Saturday, March 12, 2022

It was illuminating to read an article about the first blues recordings, drowned in hiss, and the tendency, on the contrary, of the triumphant rock, to eliminate the sound imperfections and the very sound traces of the recording (such as hiss, therefore) in favor of an illusion of real presence of the musicians during the listening. If we place these two things on a line to make a paradigm of them, there is nowadays a phenomenon still external to this paradigm, and which is an additional devolution: it is the export.

We have moved, imperceptibly, from recorded music to exported music, for pieces that come directly out of VST and a DAW, to a WAV file, regardless of their musical genre.

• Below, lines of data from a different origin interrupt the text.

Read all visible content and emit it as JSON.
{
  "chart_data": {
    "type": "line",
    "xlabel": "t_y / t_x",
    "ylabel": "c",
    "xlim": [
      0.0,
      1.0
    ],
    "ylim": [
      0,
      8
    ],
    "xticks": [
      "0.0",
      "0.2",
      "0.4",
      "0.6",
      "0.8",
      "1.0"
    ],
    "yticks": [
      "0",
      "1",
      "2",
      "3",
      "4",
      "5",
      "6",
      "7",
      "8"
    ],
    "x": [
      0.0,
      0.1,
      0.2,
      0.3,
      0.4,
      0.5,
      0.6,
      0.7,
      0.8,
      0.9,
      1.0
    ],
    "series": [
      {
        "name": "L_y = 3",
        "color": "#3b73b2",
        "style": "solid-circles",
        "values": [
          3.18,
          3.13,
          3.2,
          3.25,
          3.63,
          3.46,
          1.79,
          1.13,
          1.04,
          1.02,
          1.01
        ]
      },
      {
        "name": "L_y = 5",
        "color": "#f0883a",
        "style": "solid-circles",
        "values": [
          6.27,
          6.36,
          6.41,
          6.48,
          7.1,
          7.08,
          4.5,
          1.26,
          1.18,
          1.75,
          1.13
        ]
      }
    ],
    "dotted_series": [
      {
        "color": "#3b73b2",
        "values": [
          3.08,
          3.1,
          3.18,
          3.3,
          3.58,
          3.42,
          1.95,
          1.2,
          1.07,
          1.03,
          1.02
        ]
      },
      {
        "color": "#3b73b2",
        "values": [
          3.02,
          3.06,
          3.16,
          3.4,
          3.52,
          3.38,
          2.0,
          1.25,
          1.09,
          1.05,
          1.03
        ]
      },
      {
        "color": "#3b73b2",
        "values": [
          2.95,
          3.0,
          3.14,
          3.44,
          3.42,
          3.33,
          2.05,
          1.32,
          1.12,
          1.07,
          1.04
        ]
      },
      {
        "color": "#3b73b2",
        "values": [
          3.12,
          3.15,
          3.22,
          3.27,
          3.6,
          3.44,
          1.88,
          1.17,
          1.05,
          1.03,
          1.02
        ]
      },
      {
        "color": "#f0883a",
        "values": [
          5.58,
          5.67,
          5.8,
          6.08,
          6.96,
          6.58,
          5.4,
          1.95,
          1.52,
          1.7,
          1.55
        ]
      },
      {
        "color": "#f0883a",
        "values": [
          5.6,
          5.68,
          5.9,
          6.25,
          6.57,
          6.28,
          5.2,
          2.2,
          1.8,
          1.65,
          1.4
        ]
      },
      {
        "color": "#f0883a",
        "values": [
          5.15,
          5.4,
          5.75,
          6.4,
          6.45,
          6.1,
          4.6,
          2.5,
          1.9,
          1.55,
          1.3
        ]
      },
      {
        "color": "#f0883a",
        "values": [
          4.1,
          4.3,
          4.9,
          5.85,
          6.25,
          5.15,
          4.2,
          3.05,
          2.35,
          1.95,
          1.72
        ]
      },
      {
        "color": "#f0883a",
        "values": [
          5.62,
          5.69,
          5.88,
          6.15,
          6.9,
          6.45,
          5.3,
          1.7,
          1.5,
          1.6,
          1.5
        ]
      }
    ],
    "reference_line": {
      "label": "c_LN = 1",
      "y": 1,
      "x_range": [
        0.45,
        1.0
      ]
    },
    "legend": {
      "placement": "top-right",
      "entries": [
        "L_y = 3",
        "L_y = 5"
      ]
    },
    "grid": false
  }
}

This is not necessarily the best calculation from a technical point of view, but from a moral point of view one can support the idea that it is necessary to record what one has done, strictly speaking, instead of simply exporting it. Each technical choice carries its own "ethic".

*

I think I'll use my Grundig tape recorder to record my next little pieces. It's so simple, so straightforward; it has the added advantage of being absolutely and authentically lo-fi from a sonic point of view, but that's not even the primary reason.

Even in digital on a multitrack, the mere fact of playing one's music from the PC or an instrument and recording it, in real time, on a medium, is something else than exporting – even if the difference is null from a technical point of view it is real psychologically. Recording = performance, export = simple calculation.

*

It's funny that I bought back the exact same tape recorder I had as a child, after finding its brand and reference in an electronics store. And that Xavier buys back by chance exactly the 4-track I had (Yamaha Mt-400). I sometimes think that these are signs that we didn't complete our mission twenty years ago.